President Obama deserves praise for reversing his position on releasing the CIA interrogation photos, said Dick Cheney at a speech following the Obama National Security speech today. It was the nearest thing you can get to a debate over a highly emotional issue--American safety from terror.
Ironically, New York Top Cop Ray Kelly today revealed the arrests of four Jihadis who planned bombings of Bronx synagogues. The men were also plotting to shoot down military aircraft with missile launchers but are now heading instead into federal court.
Cheney was steady and low-key in his approach. President Obama seemed somewhat defensive as he reiterated his plan to close Gitmo. In spite of the muted approach, Cheney drove straight to the core of the matter, saying that the Obama people were more interesting in publicizing the "method of the questioning than the content of the answers."
The President who says his administraitonb will be "transparent" has refused to tell America what horrors it was saved from by the Bush-Cheny efforts and the records remain classified. It doesn't make sense, of course, to hide from America the followup attacks that Al Qaeda had planned. It's politics at its worst and the President's posturing about "values" looks weak in the face of terror attacks such as the ones that occurred in Washington, in NYC, and in Schenksville.

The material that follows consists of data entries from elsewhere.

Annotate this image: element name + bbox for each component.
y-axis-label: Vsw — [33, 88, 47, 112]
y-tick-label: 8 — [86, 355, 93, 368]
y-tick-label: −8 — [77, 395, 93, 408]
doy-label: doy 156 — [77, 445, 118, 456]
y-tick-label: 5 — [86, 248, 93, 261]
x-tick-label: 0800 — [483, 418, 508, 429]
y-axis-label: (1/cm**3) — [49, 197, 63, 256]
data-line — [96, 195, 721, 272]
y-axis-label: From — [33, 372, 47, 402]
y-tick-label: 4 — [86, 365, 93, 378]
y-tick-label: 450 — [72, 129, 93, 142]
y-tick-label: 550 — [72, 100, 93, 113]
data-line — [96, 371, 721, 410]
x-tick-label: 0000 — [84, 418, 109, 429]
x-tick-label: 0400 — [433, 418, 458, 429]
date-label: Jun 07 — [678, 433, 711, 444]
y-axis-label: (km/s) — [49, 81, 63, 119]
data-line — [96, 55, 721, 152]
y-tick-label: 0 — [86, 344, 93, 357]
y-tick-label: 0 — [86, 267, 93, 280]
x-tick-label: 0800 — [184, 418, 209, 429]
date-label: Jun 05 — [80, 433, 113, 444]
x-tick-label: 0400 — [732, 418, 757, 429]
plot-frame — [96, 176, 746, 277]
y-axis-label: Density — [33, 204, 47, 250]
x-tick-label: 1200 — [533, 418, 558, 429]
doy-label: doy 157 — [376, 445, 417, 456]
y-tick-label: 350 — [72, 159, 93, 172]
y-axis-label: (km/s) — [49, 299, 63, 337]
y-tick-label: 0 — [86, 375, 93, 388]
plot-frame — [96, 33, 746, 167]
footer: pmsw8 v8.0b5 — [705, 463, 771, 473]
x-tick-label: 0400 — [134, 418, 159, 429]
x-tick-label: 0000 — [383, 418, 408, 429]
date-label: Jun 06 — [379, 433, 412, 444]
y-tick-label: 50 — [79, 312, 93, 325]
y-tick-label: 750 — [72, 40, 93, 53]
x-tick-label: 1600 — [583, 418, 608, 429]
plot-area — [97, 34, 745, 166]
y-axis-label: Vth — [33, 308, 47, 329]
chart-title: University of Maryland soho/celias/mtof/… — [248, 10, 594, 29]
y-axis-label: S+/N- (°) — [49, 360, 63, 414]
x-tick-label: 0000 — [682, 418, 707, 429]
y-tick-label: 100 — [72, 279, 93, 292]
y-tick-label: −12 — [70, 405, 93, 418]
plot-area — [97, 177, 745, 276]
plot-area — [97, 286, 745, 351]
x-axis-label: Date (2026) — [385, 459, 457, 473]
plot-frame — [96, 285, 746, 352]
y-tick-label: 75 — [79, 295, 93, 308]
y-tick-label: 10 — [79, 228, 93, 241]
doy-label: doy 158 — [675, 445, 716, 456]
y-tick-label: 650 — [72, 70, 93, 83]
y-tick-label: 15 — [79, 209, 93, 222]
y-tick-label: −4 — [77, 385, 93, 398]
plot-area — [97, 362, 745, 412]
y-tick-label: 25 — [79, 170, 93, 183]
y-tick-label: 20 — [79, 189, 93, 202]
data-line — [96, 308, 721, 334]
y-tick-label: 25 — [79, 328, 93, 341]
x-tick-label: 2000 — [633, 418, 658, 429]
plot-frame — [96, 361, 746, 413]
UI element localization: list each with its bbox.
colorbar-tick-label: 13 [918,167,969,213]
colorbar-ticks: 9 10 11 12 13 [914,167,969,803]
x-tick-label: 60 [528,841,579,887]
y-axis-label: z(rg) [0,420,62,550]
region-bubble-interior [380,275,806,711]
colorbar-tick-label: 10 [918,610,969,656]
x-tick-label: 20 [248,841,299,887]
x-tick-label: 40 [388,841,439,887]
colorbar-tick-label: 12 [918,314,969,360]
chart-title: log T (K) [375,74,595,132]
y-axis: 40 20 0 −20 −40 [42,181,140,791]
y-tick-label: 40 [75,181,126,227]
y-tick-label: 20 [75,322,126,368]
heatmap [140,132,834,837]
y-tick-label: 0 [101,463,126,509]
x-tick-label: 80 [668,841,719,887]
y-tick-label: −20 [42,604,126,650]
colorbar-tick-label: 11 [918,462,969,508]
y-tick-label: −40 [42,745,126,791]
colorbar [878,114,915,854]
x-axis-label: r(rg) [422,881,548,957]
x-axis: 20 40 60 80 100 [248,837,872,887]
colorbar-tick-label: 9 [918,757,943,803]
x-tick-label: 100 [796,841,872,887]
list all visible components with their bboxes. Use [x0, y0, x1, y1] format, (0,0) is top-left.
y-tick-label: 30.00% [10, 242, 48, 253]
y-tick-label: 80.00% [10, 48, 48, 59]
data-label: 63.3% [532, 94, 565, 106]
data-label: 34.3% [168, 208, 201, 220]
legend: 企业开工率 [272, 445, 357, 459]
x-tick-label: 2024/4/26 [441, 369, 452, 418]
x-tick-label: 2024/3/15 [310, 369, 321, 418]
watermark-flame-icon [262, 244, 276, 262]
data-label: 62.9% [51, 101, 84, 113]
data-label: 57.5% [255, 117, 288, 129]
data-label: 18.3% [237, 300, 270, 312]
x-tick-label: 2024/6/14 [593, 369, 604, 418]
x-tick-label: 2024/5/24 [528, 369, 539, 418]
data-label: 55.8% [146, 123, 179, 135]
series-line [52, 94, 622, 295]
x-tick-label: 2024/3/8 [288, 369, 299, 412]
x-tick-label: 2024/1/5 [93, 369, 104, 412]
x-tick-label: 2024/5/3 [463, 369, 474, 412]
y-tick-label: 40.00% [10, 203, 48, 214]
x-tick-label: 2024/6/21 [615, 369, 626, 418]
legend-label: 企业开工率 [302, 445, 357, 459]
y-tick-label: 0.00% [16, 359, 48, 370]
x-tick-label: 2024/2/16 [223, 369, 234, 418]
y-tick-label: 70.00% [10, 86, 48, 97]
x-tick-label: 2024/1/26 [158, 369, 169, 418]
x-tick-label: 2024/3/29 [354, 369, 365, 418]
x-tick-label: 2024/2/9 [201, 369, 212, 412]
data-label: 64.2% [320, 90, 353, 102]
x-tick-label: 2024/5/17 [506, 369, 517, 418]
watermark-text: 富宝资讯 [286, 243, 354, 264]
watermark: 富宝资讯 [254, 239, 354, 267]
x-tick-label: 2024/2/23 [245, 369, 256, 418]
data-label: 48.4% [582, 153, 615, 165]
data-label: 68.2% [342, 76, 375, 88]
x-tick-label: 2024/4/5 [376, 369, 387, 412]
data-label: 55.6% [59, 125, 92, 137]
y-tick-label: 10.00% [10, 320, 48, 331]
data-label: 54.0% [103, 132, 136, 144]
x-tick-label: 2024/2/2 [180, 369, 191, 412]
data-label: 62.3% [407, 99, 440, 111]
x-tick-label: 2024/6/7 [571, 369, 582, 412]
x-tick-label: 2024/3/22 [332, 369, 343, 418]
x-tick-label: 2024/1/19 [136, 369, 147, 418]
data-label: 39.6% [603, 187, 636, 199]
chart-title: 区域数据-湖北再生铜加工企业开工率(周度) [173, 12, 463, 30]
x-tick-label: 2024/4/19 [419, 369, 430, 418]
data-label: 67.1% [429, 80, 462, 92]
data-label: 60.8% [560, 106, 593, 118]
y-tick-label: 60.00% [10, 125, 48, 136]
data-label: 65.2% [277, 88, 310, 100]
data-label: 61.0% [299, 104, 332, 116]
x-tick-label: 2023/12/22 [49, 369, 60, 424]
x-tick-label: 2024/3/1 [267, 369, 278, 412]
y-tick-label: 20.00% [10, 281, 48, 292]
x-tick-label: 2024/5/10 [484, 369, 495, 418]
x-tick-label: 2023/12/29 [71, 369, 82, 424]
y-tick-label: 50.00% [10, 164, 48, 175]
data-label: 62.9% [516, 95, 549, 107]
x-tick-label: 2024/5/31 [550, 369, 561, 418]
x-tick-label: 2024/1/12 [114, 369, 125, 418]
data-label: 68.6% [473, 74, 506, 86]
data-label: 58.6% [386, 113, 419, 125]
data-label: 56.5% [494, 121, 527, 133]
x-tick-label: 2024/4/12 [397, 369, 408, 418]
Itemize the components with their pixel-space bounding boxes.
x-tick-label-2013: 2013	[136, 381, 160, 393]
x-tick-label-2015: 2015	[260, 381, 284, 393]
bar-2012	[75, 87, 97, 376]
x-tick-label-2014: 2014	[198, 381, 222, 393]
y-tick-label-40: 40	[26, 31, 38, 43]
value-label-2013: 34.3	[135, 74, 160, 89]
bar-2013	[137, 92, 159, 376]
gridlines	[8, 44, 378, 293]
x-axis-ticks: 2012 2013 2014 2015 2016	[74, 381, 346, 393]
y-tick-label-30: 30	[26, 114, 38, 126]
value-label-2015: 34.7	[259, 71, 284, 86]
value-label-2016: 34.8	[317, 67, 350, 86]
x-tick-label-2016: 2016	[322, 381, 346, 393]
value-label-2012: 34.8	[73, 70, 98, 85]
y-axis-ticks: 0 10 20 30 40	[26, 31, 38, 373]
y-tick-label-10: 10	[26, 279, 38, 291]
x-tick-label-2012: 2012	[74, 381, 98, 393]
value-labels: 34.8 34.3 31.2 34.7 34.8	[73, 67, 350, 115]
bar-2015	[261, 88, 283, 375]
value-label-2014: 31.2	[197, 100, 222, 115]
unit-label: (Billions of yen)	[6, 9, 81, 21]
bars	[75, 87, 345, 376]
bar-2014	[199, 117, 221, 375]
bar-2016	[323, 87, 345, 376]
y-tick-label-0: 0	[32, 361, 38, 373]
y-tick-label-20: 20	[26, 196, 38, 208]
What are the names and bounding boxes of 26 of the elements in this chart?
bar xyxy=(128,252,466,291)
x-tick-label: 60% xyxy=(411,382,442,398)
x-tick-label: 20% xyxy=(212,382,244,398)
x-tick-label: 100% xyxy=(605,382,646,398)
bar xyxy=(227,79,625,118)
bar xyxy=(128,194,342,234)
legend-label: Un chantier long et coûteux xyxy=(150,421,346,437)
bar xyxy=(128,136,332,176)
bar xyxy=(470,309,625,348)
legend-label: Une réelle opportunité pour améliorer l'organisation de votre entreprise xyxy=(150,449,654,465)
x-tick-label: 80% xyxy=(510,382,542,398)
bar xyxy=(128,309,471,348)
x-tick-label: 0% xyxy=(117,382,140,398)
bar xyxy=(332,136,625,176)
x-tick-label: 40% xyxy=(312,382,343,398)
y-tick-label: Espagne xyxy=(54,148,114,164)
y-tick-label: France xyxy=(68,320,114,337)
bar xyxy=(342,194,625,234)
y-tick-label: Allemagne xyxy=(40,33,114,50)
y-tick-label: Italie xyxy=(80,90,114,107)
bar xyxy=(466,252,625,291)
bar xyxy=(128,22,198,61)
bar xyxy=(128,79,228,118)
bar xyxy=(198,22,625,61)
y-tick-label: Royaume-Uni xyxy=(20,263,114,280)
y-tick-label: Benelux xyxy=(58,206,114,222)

To hear the administration prating about its high-toned preachiness, you'd think America had waterboarded thousands of terrorists yet there were only three, Khalid Sheikh Mohammad among them. KSM's words to his captors were that he wouldn't talk about additional planned attack or say anything else until he was brought to New York to see his lawyer. Clearly, thousands more Americans may have been murdered while KSM went through a ten-year appeal process.